Big and living or little and plastic or china, I love horses. According to my mother, that love goes back to my toddlerhood. I started riding at ten and got Amy, my first horse at twelve, but I began collecting model horses when I was six. (Santa, you had no idea what you were starting...)
1,000+ plastic, china, and resin model horses later, I still enjoy finding new pieces to add to my collection and love to scope out antique shops, flea markets, and other places looking for horse shaped objects.
My most favorite piece, a Hagen Renaker Designer's Workshop Sherif, that I found at an auction for $4 back in the mid 1990s.
Rumor has it that my mother may have been in collusion with Santa Claus.
She has never confirmed nor denied that rumor.

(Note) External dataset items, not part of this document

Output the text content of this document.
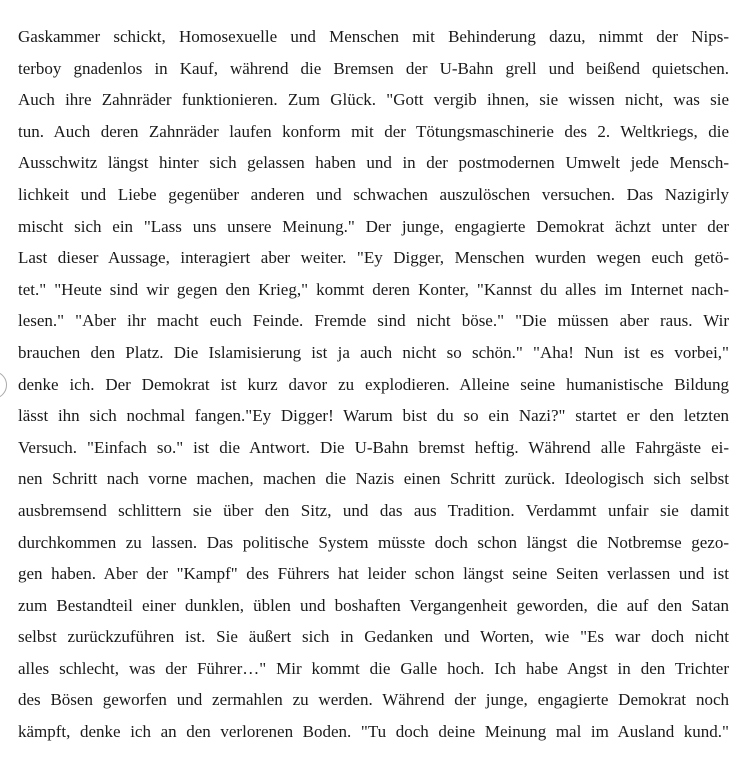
Gaskammer schickt, Homosexuelle und Menschen mit Behinderung dazu, nimmt der Nips-
terboy gnadenlos in Kauf, während die Bremsen der U-Bahn grell und beißend quietschen.
Auch ihre Zahnräder funktionieren. Zum Glück. "Gott vergib ihnen, sie wissen nicht, was sie
tun. Auch deren Zahnräder laufen konform mit der Tötungsmaschinerie des 2. Weltkriegs, die
Ausschwitz längst hinter sich gelassen haben und in der postmodernen Umwelt jede Mensch-
lichkeit und Liebe gegenüber anderen und schwachen auszulöschen versuchen. Das Nazigirly
mischt sich ein "Lass uns unsere Meinung." Der junge, engagierte Demokrat ächzt unter der
Last dieser Aussage, interagiert aber weiter. "Ey Digger, Menschen wurden wegen euch getö-
tet." "Heute sind wir gegen den Krieg," kommt deren Konter, "Kannst du alles im Internet nach-
lesen." "Aber ihr macht euch Feinde. Fremde sind nicht böse." "Die müssen aber raus. Wir
brauchen den Platz. Die Islamisierung ist ja auch nicht so schön." "Aha! Nun ist es vorbei,"
denke ich. Der Demokrat ist kurz davor zu explodieren. Alleine seine humanistische Bildung
lässt ihn sich nochmal fangen."Ey Digger! Warum bist du so ein Nazi?" startet er den letzten
Versuch. "Einfach so." ist die Antwort. Die U-Bahn bremst heftig. Während alle Fahrgäste ei-
nen Schritt nach vorne machen, machen die Nazis einen Schritt zurück. Ideologisch sich selbst
ausbremsend schlittern sie über den Sitz, und das aus Tradition. Verdammt unfair sie damit
durchkommen zu lassen. Das politische System müsste doch schon längst die Notbremse gezo-
gen haben. Aber der "Kampf" des Führers hat leider schon längst seine Seiten verlassen und ist
zum Bestandteil einer dunklen, üblen und boshaften Vergangenheit geworden, die auf den Satan
selbst zurückzuführen ist. Sie äußert sich in Gedanken und Worten, wie "Es war doch nicht
alles schlecht, was der Führer…" Mir kommt die Galle hoch. Ich habe Angst in den Trichter
des Bösen geworfen und zermahlen zu werden. Während der junge, engagierte Demokrat noch
kämpft, denke ich an den verlorenen Boden. "Tu doch deine Meinung mal im Ausland kund."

(This photo was taken in my horse room which also serves as my sewing room. She and I were sewing a quiet book for my granddaughter, Corinne, and this is one of the pages we were working on. She knitted the snowman's scarf.)
I love to read model horse hobby blogs and especially enjoy those who take their collecting hobby further and make saddles, bridles, and other tack for their models. Some go beyond that and make scenes with dolls.
Over the holidays I had a chance to try my hand at making a doll scene. I have NO ability to create, but I can go to Hobby Lobby and get some dollhouse miniatures or repurpose other things. Here's my first go:
The idea is a living room/sitting room set up. No furniture yet, but I thought this display case looked a bit like built-ins in a home. That was my beginning piece.
The Christmas wreath was one of a pair of earrings that I repurposed (yikes, the things we teachers will wear to bring the holiday spirit into our classrooms!!), and the pot of flowers is from a jump set I had from one of my performance show set ups. The model horses were a gift from a student years ago, and the books (dollhouse props) are miniature classics (
Peter Pan, Moby Dick, etc.) The railroad lamp, another dollhouse prop, reflects my own love of trains (I go by train to Colorado and Utah to visit our kids and grandkids).
The doll is an old Brenda Breyer - I hope to sew her some new, more in-scale clothes. And the beautiful sleigh bells are a favorite of mine and were made for me by Jennifer Buxton of
Braymere Custom Saddlery - they are perfect replicas of Abby's sleigh bells!
So many things that reflect me and the things in my life are included that I dubbed the scene "Mini Me." And while there is obviously room for tweaking, it's a beginning. Best of all, it was a fun project.